Раскрывает рот усохший, беззубый, серые глазки мышиные уставляются на него; на носу, в морщинке, блистает капелька пота.
— Барчоночек! Барчучоночек пришел! Ги-и-ги! — И шевелит игрушечными, точно костяными, пальчиками.
— Отчего вы так долго не приходили, Федя? — спрашивает опечаленный Павлик и садится подле и берет в руку Федину сумочку — и в ней лапотки.
— Вот сушечку возьми… сушечку, — отвечает Федя и дает Павлику розовую баранку. — Барин пожаловал, сам мельник Василий Егорьич, а Феде зачем сушечка? Федя корочку ест.
И обсасывает и грызет с удовольствием высохшую корку беззубыми деснами; ест, и посматривает, и смеется тихонечко, и все движет пальцами, точно варежку вяжет.
— Стерлитамак — город великий есть! Мельник Василий Егорьич подходят. Вот три копеечки, о душе погадай… Богово, говорю, гаданье-то, — богово, человек не может на господа угадать. Бог видит, кто куда идет. Бог указал — никому не сказал.
— А вот, Федя, узнал я разные мысли, — негромко, опечаленно говорит Павел и заглядывает блаженному в глаза. — Вы разъясните мне, Федя, вы божий человек.
— И ты божий, и я божий, и божие все. От бога люди родятся, от бога и помирают. Так-то, барчучоночек, птенчик махонький мой.
Тревожно вздрагивает Павлик. Точно читает в глазах этот старчик седенький, старчик умиленный. Глазки у него тусклые, а видит как остро! Словно огонек лампадки внутренней тлеет в радостном взгляде. И смолкой от него пахнет смолкой и хлебцем.
— Вот сказали мне, Федя, что из живота люди родятся! — с острой печалью признается Павел, и голова его никнет. Нехорошо все это и страшно. Как же в книжках сказано, что господь взял глины и дунул?.. Как это понимать?

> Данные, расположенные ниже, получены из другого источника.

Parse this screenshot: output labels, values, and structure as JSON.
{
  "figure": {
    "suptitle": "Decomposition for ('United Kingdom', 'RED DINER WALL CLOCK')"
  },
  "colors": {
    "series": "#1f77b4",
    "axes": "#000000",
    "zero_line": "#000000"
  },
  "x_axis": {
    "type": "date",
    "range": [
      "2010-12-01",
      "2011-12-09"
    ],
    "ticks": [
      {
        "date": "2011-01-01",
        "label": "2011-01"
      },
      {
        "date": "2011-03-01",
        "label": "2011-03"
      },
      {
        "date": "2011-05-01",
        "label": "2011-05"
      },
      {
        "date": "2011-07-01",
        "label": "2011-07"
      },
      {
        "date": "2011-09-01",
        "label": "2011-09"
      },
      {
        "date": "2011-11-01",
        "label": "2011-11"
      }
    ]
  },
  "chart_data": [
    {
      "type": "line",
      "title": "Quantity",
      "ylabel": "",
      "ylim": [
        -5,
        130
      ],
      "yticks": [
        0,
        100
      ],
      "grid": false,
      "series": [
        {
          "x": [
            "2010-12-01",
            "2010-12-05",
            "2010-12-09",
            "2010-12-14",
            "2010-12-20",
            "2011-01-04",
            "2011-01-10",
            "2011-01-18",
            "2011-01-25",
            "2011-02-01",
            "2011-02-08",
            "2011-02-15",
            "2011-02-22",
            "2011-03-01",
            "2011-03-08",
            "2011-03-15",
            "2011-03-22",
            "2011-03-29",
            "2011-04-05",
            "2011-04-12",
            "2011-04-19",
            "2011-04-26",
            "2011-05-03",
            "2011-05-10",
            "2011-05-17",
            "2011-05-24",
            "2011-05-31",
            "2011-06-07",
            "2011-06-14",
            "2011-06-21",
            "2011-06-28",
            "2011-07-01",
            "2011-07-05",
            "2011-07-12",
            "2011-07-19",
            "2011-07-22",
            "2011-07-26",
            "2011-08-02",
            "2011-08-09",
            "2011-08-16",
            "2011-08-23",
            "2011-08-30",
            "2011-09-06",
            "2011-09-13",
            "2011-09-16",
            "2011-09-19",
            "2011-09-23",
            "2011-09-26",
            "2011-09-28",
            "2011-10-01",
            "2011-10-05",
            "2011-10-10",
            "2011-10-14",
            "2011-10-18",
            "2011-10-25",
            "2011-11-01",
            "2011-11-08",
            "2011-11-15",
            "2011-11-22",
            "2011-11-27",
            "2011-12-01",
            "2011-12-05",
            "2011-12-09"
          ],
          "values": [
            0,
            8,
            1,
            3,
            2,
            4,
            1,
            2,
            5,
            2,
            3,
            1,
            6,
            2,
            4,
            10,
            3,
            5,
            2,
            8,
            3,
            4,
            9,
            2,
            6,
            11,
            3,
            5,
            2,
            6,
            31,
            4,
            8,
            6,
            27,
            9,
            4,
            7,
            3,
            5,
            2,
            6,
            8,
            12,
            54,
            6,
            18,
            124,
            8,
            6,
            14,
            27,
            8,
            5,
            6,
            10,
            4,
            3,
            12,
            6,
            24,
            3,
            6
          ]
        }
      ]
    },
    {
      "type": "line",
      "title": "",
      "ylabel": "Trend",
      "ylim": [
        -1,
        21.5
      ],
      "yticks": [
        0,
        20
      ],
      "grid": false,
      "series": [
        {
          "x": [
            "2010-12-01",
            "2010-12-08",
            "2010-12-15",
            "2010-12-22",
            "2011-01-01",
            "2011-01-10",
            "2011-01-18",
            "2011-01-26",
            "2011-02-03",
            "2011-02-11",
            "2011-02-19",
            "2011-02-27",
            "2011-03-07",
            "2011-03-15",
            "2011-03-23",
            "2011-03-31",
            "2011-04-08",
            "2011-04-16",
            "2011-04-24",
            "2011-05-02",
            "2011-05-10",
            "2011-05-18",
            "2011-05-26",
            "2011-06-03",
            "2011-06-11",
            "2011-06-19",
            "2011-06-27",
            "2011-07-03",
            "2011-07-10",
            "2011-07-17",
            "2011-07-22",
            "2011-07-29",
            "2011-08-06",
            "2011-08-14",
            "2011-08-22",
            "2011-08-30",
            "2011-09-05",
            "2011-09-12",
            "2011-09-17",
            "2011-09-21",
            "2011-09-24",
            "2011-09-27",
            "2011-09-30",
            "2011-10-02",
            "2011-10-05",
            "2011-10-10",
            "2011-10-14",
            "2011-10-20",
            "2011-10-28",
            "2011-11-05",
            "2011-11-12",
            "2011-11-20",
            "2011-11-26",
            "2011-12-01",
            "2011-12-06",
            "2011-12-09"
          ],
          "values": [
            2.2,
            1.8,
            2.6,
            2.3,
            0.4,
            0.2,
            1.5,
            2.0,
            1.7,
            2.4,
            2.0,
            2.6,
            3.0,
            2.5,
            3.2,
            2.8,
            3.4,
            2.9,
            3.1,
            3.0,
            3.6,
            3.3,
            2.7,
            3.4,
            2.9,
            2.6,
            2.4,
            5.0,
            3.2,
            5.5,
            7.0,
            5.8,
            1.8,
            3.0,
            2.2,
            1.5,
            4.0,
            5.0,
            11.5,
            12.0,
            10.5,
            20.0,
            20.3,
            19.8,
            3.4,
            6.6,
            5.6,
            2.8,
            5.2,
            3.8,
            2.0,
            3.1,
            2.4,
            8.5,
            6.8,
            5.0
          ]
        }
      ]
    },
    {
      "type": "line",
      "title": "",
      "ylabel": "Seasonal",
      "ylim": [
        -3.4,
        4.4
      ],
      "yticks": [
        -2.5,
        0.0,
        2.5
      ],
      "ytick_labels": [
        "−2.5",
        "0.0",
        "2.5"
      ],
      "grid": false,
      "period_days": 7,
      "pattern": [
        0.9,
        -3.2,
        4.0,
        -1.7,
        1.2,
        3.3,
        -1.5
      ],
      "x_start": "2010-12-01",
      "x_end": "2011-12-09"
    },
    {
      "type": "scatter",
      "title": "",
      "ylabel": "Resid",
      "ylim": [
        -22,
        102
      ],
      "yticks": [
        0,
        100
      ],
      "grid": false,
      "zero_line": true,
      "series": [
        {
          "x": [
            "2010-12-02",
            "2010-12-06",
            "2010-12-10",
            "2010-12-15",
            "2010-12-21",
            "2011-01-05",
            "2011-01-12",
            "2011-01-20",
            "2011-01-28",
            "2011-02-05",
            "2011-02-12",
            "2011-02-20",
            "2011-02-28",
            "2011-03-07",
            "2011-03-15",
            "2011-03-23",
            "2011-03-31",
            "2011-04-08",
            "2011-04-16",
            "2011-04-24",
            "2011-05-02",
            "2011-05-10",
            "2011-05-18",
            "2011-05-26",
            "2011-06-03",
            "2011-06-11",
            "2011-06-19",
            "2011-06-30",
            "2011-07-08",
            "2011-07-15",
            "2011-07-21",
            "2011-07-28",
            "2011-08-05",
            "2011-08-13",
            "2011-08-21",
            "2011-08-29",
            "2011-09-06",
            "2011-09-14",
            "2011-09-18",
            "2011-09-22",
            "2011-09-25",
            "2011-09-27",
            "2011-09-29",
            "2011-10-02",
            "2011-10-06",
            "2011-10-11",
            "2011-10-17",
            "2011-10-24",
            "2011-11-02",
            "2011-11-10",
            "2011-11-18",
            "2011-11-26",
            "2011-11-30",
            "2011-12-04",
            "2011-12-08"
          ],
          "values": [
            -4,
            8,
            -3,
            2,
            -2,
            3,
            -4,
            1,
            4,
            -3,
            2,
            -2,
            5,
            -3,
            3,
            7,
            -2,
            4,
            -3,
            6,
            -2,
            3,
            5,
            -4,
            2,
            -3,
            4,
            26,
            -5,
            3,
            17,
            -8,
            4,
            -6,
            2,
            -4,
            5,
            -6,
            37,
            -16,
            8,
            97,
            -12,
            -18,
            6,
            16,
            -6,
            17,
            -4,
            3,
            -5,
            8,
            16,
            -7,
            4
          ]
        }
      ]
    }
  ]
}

«Человек не понимает господь понимает, про себя отвечает Федя и моргаег глазами. Бог наш — живот наш, и живот человека священный, маковка моя. «Господи, владыко живота моего»— вот как люди старые понимали. Коли бог над животом моим, чем я опозорен? Чем устрашен я, барчучоночек, коли живот мой бог перстами своими светлыми сотворил? И земли чрево от бога, и человека чрево от бога. И чрево единое Спас-Христосика извело. И нет от бога темного, коли не отемнил человек…»
Растерянно слушает странные речи маленький Павлик. Не разъясняется на сердце тоска, но как голос тихонький на сердце крепко ложится; не яснее становится, но раздумье осеняет. «Коли бог над животом моим чем я опозорен?» И это говорит этакий седенький, горбатый, в лапотках драных… «Нет от бога темного, коли не отемнил человек»… Разве это не так, как в псалтыри написано? Как читал по псалтыри Павлик? Или сам старенький этот сочиняет поэмы-псалмы?
Не примиренный, но успокоенный, отходит Павлик к дому. Волнения не стихли, сомнения не разрешились, этот бог, седой и суровый, все так же далек и враждебен и непонятен; и истории его, и темный гнев помнятся твердо, но голос Федин тихонький, голос просветленный, как ложился, как стлался он благостно по взбудораженной детской душе! Словно ладаном в ней покурили. тишина настала.
27Из города пришло письмо от Евфимии Павловны, сестры дяди Евгения, звали Павлика в город.
Теперь писали Елизавете Николаевне, что Павлик в городе будет обласкан и привечен, чтобы отпустили его учиться к тетке вместе с ее другими детьми.